Debt collection: HC proposes to open a vigilance investigation against a bank manager

Shocked by a bank accepting a sum of just Rs 14 lakh as debt collection against a court ordered Rs 1.85 crore, the Madras High Court took the case on its own and ordered the bank to disclose the identity of his officer who had ‘settled’ the matter for the meager sum towards the return of the loaned money.

The court wanted to open a vigilance investigation against the head of the bank in the running.

While the sum borrowed was Rs 62 lakh in 1992, the debt recovery court ordered the default to return Rs 1.85 crore with interest to the bank in 2000, although the bank settled the case for Rs 14 lakh in 2010 in a single payment.

And shocked by the transaction, the First Bench of the High Court of Madras on February 16 ordered Industrheial Investment Bank India Limited to disclose the identity of its leader who had “settled” the issue for the meager sum for the return of the money lent.

“This court has been compelled to take notice suo motu because public funds are involved which cannot be allowed to be misused in the above manner. The action of the bank in reaching a single settlement for Rs 14 lakh, against the principal amount due of Rs 62 lakh and decretal amount of Rs 1.85 crore, this too, when two properties of the appellant (defaulting borrower) were available, reeks of bad faith intentions and it only shows that there is more to the whole transaction than meets the eye,” said the bench of Chief Justice MN Bhandari and Justice D Bharatha Chakravarthy.

The bench was making interim orders on an appeal by Pandian Extractions (P) Limited, by its Managing Director P Ramani Mohan of Virudhunagar District, challenging an order dated December 20, 2021 from a Single Judge.

The company originally petitioned the Madras High Court to quash an order dated March 7, 2011 from Kolkata Bank and order the relevant authorities, including the Union Finance Ministry, to accept the single settlement for the sum of Rs 14 lakhs and release all bank documents to the applicant.

However, by the December 2021 order, Judge SM Subramaniam had dismissed the plea. Hence this appeal.

The first bench finds that the court takes note of the shocking facts relating to the transaction with the appellant company.

The bench noted that the appellant company had borrowed Rs 62 lakh in 1992 from the IIBL. She had defaulted. Consequently, the bank applied to the debt recovery court, which in 2000 ordered the company to return the principal of Rs 62 lakh with interest, which had amounted to Rs 1.85 crore.

Execution of the decree was not sought and no effort was made by the bank to recover the amount, despite the availability of two valuable assets belonging to the appellant company. Instead, the bank had reached a single settlement in 2010 for an amount of Rs 14 lakh against the principal amount of Rs 62 lakh and the decree amount of Rs 1.85 crore.

The settlement was not approved by the Department of Finance and therefore the appellant preferred a motion in writ, which was dismissed, finding that the settlement was contrary to the public interest and public order , noted the bench.

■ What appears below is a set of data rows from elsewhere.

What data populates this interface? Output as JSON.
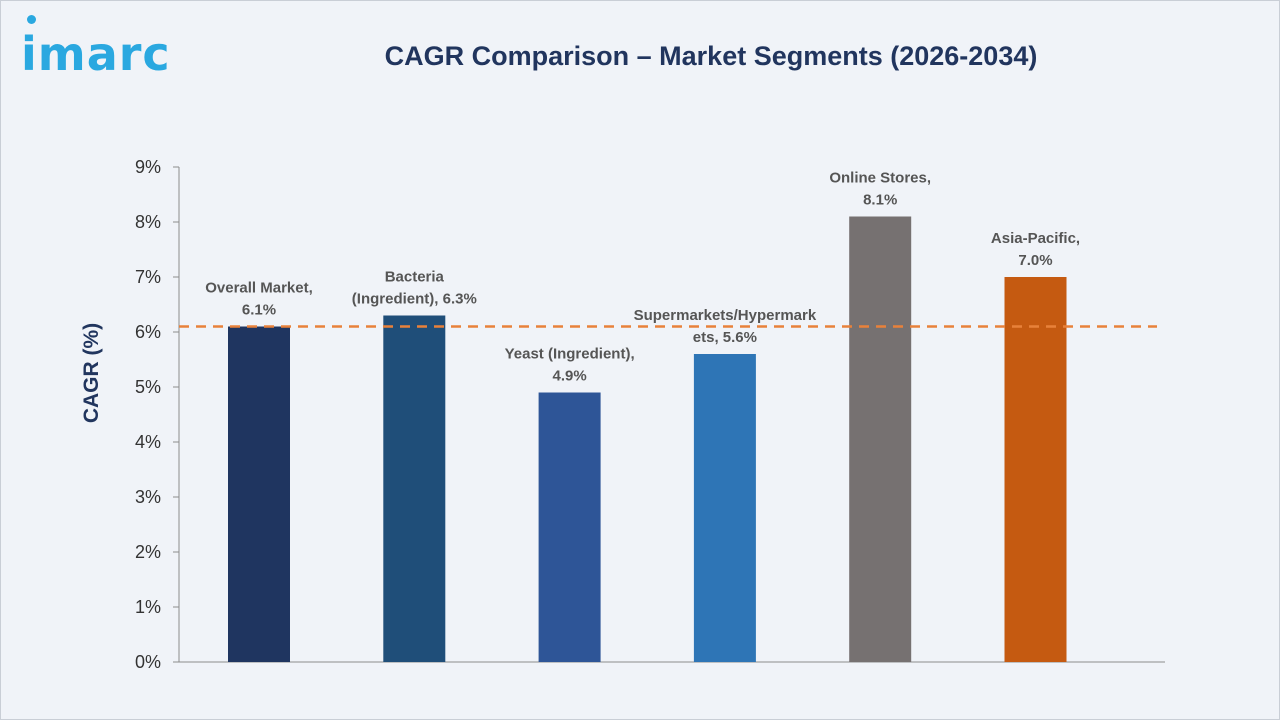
{
  "brand": {
    "logo_text": "imarc",
    "logo_color": "#2aa8e0"
  },
  "chart_data": {
    "type": "bar",
    "title": "CAGR Comparison – Market Segments (2026-2034)",
    "ylabel": "CAGR (%)",
    "xlabel": "",
    "ylim": [
      0,
      9
    ],
    "yticks": [
      "0%",
      "1%",
      "2%",
      "3%",
      "4%",
      "5%",
      "6%",
      "7%",
      "8%",
      "9%"
    ],
    "grid": false,
    "reference_line": {
      "value": 6.1,
      "style": "dashed",
      "color": "#e8813a"
    },
    "bars": [
      {
        "category": "Overall Market",
        "value": 6.1,
        "label_lines": [
          "Overall Market,",
          "6.1%"
        ],
        "color": "#1f3560"
      },
      {
        "category": "Bacteria (Ingredient)",
        "value": 6.3,
        "label_lines": [
          "Bacteria",
          "(Ingredient), 6.3%"
        ],
        "color": "#1f4e79"
      },
      {
        "category": "Yeast (Ingredient)",
        "value": 4.9,
        "label_lines": [
          "Yeast (Ingredient),",
          "4.9%"
        ],
        "color": "#2e5597"
      },
      {
        "category": "Supermarkets/Hypermarkets",
        "value": 5.6,
        "label_lines": [
          "Supermarkets/Hypermark",
          "ets, 5.6%"
        ],
        "color": "#2e75b6"
      },
      {
        "category": "Online Stores",
        "value": 8.1,
        "label_lines": [
          "Online Stores,",
          "8.1%"
        ],
        "color": "#767171"
      },
      {
        "category": "Asia-Pacific",
        "value": 7.0,
        "label_lines": [
          "Asia-Pacific,",
          "7.0%"
        ],
        "color": "#c55a11"
      }
    ]
  }
}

Therefore, “we find no prima facie error in the judgment, but rather, as noted above, it shows the shocking business of the bank,” the bench said.

“To find out who was the officer of the bank, who accepted the single settlement in 2010, let the names of Shivakumar and Suresh be listed as lawyers for the bank in the list of causes, because this court takes notice suo motu of the whole question relating to the Single Settlement and intends to know why instructions should not be given to open a due diligence investigation or register a file against the agent who participated in the conclusion of a Single Settlement, as well as against the plaintiff/appellant company, which is the beneficiary of the transaction,” the bench said and released the case for a rehearing on February 23.